The Help is based upon a sensitive subject of racial apartheid in many parts of the US during the last century. Though, it is a fictional account tracing the lives of African-American women in Jackson, Mississippi who worked as domestic helps in white people’s houses during the 1960s; the story clearly echoes what happened in the society back then. However, what differentiated this book from others in the genre, is the presentation and the characters. The author uses characters generously inspired from reality to portray the life of these people in a society which needed them to survive but could not accept them as equals.
The story revolves around Aibilieen and Minny who work as help in white people’s houses. They help with the domestic chores and take care of the children. Aibileen is composed, matured, loves kids and is proficient at her work. Minny, on the other hand, can’t seem to control her tongue and ends up in trouble more often than she can handle. Skeeter Phelan is a white young blonde who socializes with Aibileen and Minny’s employers but unlike her friends, treats the help with compassion and kindness. Skeeter Phelan needs a unique story to get published and decides to write about the Help-but from their point of view. After initial resistances, Minny and Aibilieen along with eleven other women agree to share their stories, completely aware of the drastic consequences if they are exposed, all along the way.

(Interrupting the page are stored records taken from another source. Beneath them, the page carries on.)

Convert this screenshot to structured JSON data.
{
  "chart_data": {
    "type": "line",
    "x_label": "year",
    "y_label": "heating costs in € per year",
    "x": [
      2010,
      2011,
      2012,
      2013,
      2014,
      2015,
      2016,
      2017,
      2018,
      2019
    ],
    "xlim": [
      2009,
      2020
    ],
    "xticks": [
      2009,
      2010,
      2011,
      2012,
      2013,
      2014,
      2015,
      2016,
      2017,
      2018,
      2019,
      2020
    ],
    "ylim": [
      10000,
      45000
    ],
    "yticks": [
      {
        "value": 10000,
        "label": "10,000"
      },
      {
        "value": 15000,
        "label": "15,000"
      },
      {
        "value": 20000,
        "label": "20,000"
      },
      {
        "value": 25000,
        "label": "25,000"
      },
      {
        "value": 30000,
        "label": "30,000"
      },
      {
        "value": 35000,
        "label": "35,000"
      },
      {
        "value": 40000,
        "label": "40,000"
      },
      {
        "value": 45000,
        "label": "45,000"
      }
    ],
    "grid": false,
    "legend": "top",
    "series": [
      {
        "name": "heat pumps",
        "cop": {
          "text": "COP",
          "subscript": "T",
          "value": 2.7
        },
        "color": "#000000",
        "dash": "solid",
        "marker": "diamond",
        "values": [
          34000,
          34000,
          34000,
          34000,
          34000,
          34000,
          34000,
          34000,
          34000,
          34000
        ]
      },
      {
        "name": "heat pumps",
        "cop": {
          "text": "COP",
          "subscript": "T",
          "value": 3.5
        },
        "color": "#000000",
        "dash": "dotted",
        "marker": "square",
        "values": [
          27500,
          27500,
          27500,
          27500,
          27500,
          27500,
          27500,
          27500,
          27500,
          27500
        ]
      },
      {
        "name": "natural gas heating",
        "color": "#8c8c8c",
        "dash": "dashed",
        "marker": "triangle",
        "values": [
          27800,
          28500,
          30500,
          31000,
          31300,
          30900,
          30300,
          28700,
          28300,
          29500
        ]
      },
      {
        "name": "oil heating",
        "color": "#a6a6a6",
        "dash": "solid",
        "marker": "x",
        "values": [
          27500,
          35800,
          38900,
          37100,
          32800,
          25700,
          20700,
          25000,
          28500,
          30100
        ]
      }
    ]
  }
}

Stockett’s characters are courageous, to say the least. In spite of the mortal risk, the women in the book stand up for righteousness in their own way. Skeeter and Celia Foote represent the segment of the white society which does not want racial discrimination and make efforts in their own way. The emotions in the plot blend perfectly to maintain a balance of fact and fiction. Helplessness, sadness and disgust along with hope, optimism and courage work together in this literary masterpiece.